Probe (cell) level data from the CEL file: These CEL values produced by GCOS are 75% quantiles from a set of 91 pixel values per cell.
Probe set data: The expression data were processed by Yanhua Qu (UTHSC). Probe set data were generated from the fully normalized CEL files (quantile and batch corrected) using the standard MAS 5 Tukey biweight procedure. A 1-unit difference represents roughly a two-fold difference in expression level. Expression levels below 5 are usually close to background noise levels. Data quality control: A total of 62 samples passed RNA quality control.
Probe level QC: Log2 probe data of all arrays were inspected in DataDesk before and after quantile normalization. Inspection involved examining scatterplots of pairs of arrays for signal homogeneity (i.e., high correlation and linearity of the bivariate plots) and looking at all pairs of correlation coefficients (62x61/2). Arrays with probe data that was not homogeneous when compared to any other arrays was flagged. If the correlation at the probe level was less than approximately 0.92 we deleted that array data set. Three arrays we lost during this process (BXD19_M_Str_Batch03, BXD23_F_Str_Batch03, and BXD24_F_Str_Batch03).

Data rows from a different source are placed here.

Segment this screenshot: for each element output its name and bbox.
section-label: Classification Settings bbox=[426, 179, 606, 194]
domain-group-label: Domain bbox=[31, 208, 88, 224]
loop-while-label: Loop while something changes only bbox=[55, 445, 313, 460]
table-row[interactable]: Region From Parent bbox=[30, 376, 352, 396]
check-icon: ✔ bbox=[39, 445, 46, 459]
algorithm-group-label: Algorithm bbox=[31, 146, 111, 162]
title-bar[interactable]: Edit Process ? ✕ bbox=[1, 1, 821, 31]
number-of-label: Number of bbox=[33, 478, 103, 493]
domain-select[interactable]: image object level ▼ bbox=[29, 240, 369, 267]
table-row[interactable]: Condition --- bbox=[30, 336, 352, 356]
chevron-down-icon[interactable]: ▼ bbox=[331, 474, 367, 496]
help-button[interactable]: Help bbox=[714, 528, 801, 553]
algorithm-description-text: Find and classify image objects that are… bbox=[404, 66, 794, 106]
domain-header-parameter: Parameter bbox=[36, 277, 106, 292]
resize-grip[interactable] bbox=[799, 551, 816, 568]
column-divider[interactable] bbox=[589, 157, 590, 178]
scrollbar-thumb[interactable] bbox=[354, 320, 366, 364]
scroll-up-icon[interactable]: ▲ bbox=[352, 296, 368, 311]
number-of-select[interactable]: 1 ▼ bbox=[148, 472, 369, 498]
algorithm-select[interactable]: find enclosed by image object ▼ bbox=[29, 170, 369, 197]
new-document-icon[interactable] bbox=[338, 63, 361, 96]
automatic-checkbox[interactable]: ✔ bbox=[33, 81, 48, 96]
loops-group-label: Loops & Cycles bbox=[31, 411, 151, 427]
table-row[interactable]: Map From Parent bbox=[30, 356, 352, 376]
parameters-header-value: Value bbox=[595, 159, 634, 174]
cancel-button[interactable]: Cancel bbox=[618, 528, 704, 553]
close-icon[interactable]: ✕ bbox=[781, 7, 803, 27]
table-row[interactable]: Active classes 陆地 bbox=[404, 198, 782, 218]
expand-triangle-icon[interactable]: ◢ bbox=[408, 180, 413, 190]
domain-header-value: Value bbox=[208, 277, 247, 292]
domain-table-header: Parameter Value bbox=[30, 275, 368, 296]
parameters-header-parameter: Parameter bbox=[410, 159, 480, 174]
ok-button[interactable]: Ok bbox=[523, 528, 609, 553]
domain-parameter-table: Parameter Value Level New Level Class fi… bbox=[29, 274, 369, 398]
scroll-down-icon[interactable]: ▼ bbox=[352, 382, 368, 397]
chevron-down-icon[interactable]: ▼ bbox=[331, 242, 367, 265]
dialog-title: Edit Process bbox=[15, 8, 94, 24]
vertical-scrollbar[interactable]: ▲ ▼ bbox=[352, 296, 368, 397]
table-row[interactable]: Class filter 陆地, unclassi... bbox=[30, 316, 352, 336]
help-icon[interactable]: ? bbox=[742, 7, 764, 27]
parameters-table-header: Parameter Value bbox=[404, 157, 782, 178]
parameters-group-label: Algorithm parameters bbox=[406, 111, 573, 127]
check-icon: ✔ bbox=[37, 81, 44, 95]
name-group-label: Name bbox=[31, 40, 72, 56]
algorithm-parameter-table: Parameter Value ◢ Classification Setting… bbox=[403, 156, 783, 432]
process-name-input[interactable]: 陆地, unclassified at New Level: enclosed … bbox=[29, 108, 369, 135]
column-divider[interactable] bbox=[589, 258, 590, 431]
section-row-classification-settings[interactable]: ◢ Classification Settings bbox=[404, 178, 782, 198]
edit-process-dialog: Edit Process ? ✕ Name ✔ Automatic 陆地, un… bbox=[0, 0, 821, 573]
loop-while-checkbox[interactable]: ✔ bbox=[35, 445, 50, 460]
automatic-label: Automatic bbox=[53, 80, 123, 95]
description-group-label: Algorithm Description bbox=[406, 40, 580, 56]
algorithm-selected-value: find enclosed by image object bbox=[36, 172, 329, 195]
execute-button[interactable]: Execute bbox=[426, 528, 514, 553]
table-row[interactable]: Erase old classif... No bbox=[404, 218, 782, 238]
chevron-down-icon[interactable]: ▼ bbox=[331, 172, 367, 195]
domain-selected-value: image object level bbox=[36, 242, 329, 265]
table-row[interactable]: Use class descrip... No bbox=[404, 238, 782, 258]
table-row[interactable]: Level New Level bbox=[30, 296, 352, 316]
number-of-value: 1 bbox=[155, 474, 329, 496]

Probe set level QC: The final normalized strain averages were evaluated for outliers. This involved counting the number of times that the probe set value for a particular strain was beyond two standard deviations of the mean of all strains. (We used the PDNN transform as our reference probe set data for this QC step.) Two strains, each represented by single arrays, generated greater than 5,000 outlier counts (10% of the number of probe sets). These two arrays generated a great number of outliers across the entire range of expression and since we do not yet have replicate arrays for either of these two strains we opted to delete them from the final April 2005 striatum data sets.